Het is duidelijk: Cuir Pleine Fleur roept op wat eigenlijk de meeste leergeuren doen: robuuste chic. Leer van een vintage-auto, het leren tuigage van een paard in een bosachtige omgeving en je hebt het inderdaad verbeeldt. Opvallend: eerst lijkt het alsof je de opening en het hart in één keer ruikt. Ofwel, een frisbloemige ontmoeting tussen viooltjesblad, bergamot en mimosa, meidoorn en roos.

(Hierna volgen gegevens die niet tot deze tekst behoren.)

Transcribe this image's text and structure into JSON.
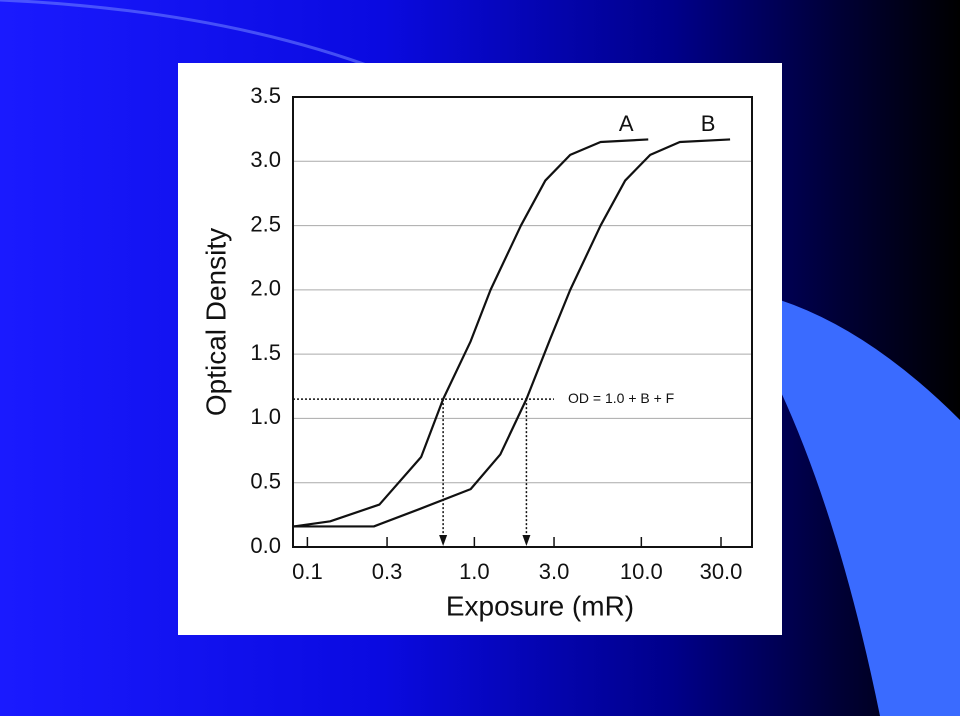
{
  "chart_data": {
    "type": "line",
    "xlabel": "Exposure (mR)",
    "ylabel": "Optical Density",
    "xscale": "log",
    "xlim": [
      0.082,
      46
    ],
    "ylim": [
      0,
      3.5
    ],
    "xticks": [
      0.1,
      0.3,
      {
        "value": 1,
        "label": "1.0"
      },
      {
        "value": 3,
        "label": "3.0"
      },
      {
        "value": 10,
        "label": "10.0"
      },
      {
        "value": 30,
        "label": "30.0"
      }
    ],
    "yticks": [
      {
        "value": 0,
        "label": "0.0"
      },
      0.5,
      {
        "value": 1,
        "label": "1.0"
      },
      1.5,
      {
        "value": 2,
        "label": "2.0"
      },
      2.5,
      {
        "value": 3,
        "label": "3.0"
      },
      3.5
    ],
    "grid": true,
    "series": [
      {
        "name": "A",
        "color": "#111111",
        "x": [
          0.083,
          0.137,
          0.27,
          0.48,
          0.65,
          0.95,
          1.25,
          1.9,
          2.66,
          3.75,
          5.7,
          11
        ],
        "values": [
          0.16,
          0.2,
          0.33,
          0.7,
          1.15,
          1.6,
          2.0,
          2.5,
          2.85,
          3.05,
          3.15,
          3.17
        ]
      },
      {
        "name": "B",
        "color": "#111111",
        "x": [
          0.083,
          0.25,
          0.48,
          0.95,
          1.43,
          2.05,
          2.85,
          3.75,
          5.7,
          8,
          11.3,
          17,
          34
        ],
        "values": [
          0.16,
          0.16,
          0.3,
          0.45,
          0.72,
          1.15,
          1.62,
          2.0,
          2.5,
          2.85,
          3.05,
          3.15,
          3.17
        ]
      }
    ],
    "annotation": {
      "text": "OD = 1.0 + B + F",
      "y": 1.15,
      "x_end": 3.0,
      "arrow_x": [
        0.65,
        2.05
      ]
    }
  }
}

Hierdoor beweegt zich een zachtzoete noot van kaneel ondergedompeld in honing of honing vastgeplakt aan een kaneelstokje als je zo wilt.
Mooi dat je de mimosa-meidoorn-roos combi (zonnig, droog met zoete ondertoon) zo goed ruikt, maar dat plezier maakt geleidelijk plaats voor een krachtige leernoot, begeleid door kamperfoelie (die ik zowaar waarneem in dit leergeweld) en wordt opgeroepen met castoreum en berkenteer ondersteund door een krachtige houtnoot van vetiver en Atlascederhout. Gewoon mooi gedaan.
RUIK & VERGELIJK
Kunnen we doen. En is niet zo moeilijk. Gezien de geuren van James Heeley in duidelijke categorieën vallen:
Mente Fraîche heeft veel weg van:
Guerlain – Aqua Allegoria – Herba Fresca (1999)
Kerosine Creature (2012)
Ophélia lijkt op:
Cartier Baiser Volé (2012)
Cuir Pleine Fleur ademt in dezelfde richting als (al heel vaak geroken, maar nog niet besproken):
L’Artisan Parfumeur Cuir Fétiche (2011)
Hoi Erik,
wanneer ga je een boek schrijven of ben je er al mee bezig? ik koop het. vrijdag 18 oktober ga ik weer met mijn vriendin Pascale naar Maria in IJsselstein en dan is er weer genoeg nieuws te bewonderen. Heeft Skins Groningen de geuren van meneer Heely ook of zijn ze alleen in Amsterdam te bewonderen?